Merz qualifie d' »erreur » la décision américaine de lever les sanctions sur le pétrole brut russe et le Kremlin s'en félicite
Le chancelier allemand Friedrich Merz a qualifié d'« erreur » la décision des États-Unis d'assouplir temporairement les sanctions sur le pétrole russe en transit. Lors d'une conférence de presse en Norvège, Merz a sévèrement critiqué cette mesure, estimant que tout assouplissement des restrictions serait un mauvais signal, malgré la hausse des prix du pétrole provoquée par la guerre entre les Etats-Unis et Israël contre l'Iran. Selon la chancelière, cette position n'a pas le soutien des autres membres du G7.
Au contraire, le Kremlin s'est félicité de la nouvelle, assurant que cette mesure contribuerait à stabiliser le marché mondial de l'énergie. Le porte-parole russe, Dmitri Peskov, a souligné qu'à cette occasion les intérêts de Moscou et de Washington coïncident, soulignant qu'il est impossible d'atteindre la stabilité mondiale sans volumes de pétrole brut russe. Kiril Dmitriev, l'envoyé économique de Moscou, a également salué cette décision après avoir tenu des réunions sur le sol américain cette semaine.
De la part de Bruxelles, la réaction a été une profonde inquiétude et un rejet face à ce qu’ils considèrent comme un recul de la pression internationale contre le Kremlin. Le président du Conseil européen, António Costa, a qualifié la décision d' »unilatérale » et a averti que cette mesure compromettait la sécurité européenne en fournissant à Moscou davantage de ressources financières pour financer sa « guerre d'agression » contre l'Ukraine. De son côté, la Commission européenne a été catégorique en soulignant que la Russie est probablement le « plus grand bénéficiaire » du conflit au Moyen-Orient, estimant qu'elle tire des revenus supplémentaires entre 50 et 100 millions de dollars par jour de la hausse des prix du pétrole brut. La porte-parole de la Communauté, Siobhan McGarry, a souligné que « ce n'est pas le moment d'assouplir les sanctions » et que le Kremlin ne devrait pas profiter de l'instabilité du golfe Persique pour oxygéner ses comptes publics.

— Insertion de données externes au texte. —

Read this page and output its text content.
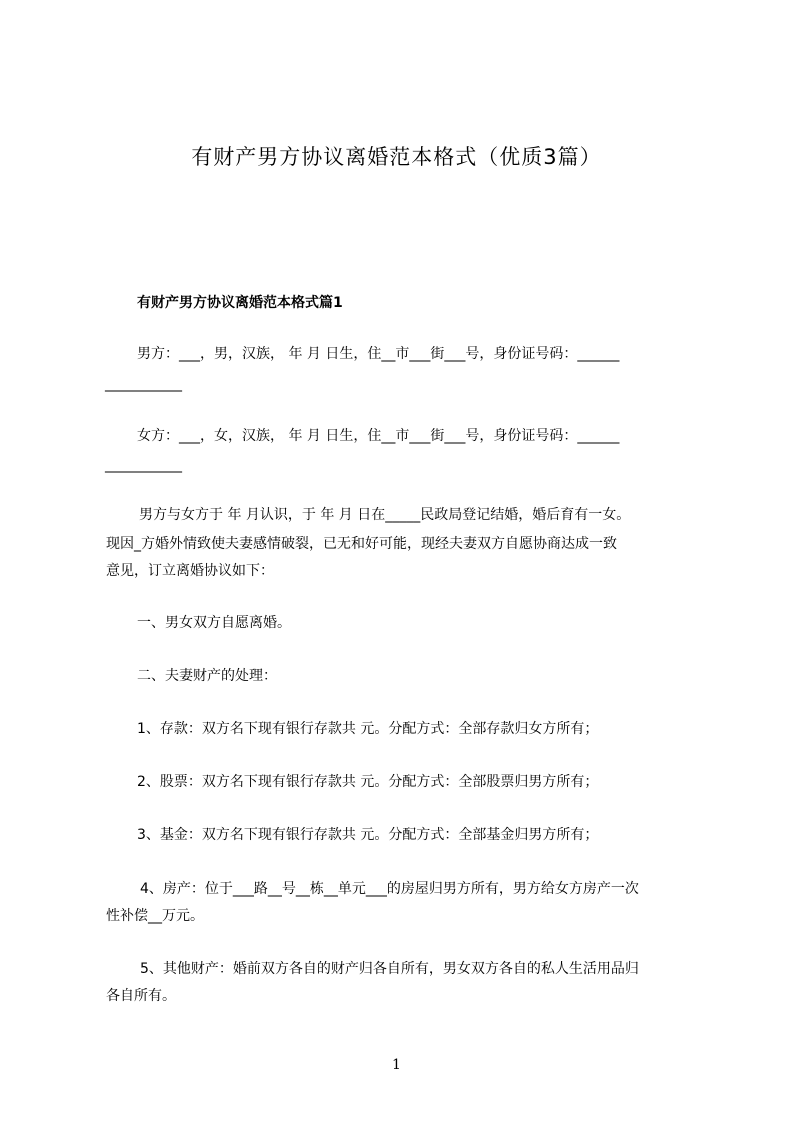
有财产男方协议离婚范本格式（优质3篇）
有财产男方协议离婚范本格式篇1
男方：___，男，汉族， 年 月 日生，住__市___街___号，身份证号码：______
___________
女方：___，女，汉族， 年 月 日生，住__市___街___号，身份证号码：______
___________
男方与女方于 年 月认识，于 年 月 日在_____民政局登记结婚，婚后育有一女。
现因_方婚外情致使夫妻感情破裂，已无和好可能，现经夫妻双方自愿协商达成一致
意见，订立离婚协议如下：
一、男女双方自愿离婚。
二、夫妻财产的处理：
1、存款：双方名下现有银行存款共 元。分配方式：全部存款归女方所有；
2、股票：双方名下现有银行存款共 元。分配方式：全部股票归男方所有；
3、基金：双方名下现有银行存款共 元。分配方式：全部基金归男方所有；
4、房产：位于___路__号__栋__单元___的房屋归男方所有，男方给女方房产一次
性补偿__万元。
5、其他财产：婚前双方各自的财产归各自所有，男女双方各自的私人生活用品归
各自所有。
1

L'exemption, détaillée par le secrétaire américain au Trésor Scott Bessent, permettra la vente et la livraison de tout le pétrole russe actuellement chargé sur les navires seulement jusqu'au 11 avril. L'objectif principal de Washington est de réduire le coût du pétrole brut à l'échelle mondiale, estimant que des centaines de millions de barils pourraient entrer sur le marché dans le cadre de cette autorisation temporaire pour atténuer l'impact de la guerre en Iran.
Cette divergence a mis en lumière les tensions au sein du bloc occidental, Merz insistant sur le fait que le soutien à l’Ukraine ne devrait pas être affecté par la situation au Moyen-Orient. Tandis que l'Allemagne maintient sa fermeté, la mesure offre un répit financier à la Russie, dont les comptes publics ont montré une dégradation significative au cours des deux premiers mois de 2026, se rapprochant déjà du déficit prévu pour l'ensemble de l'année.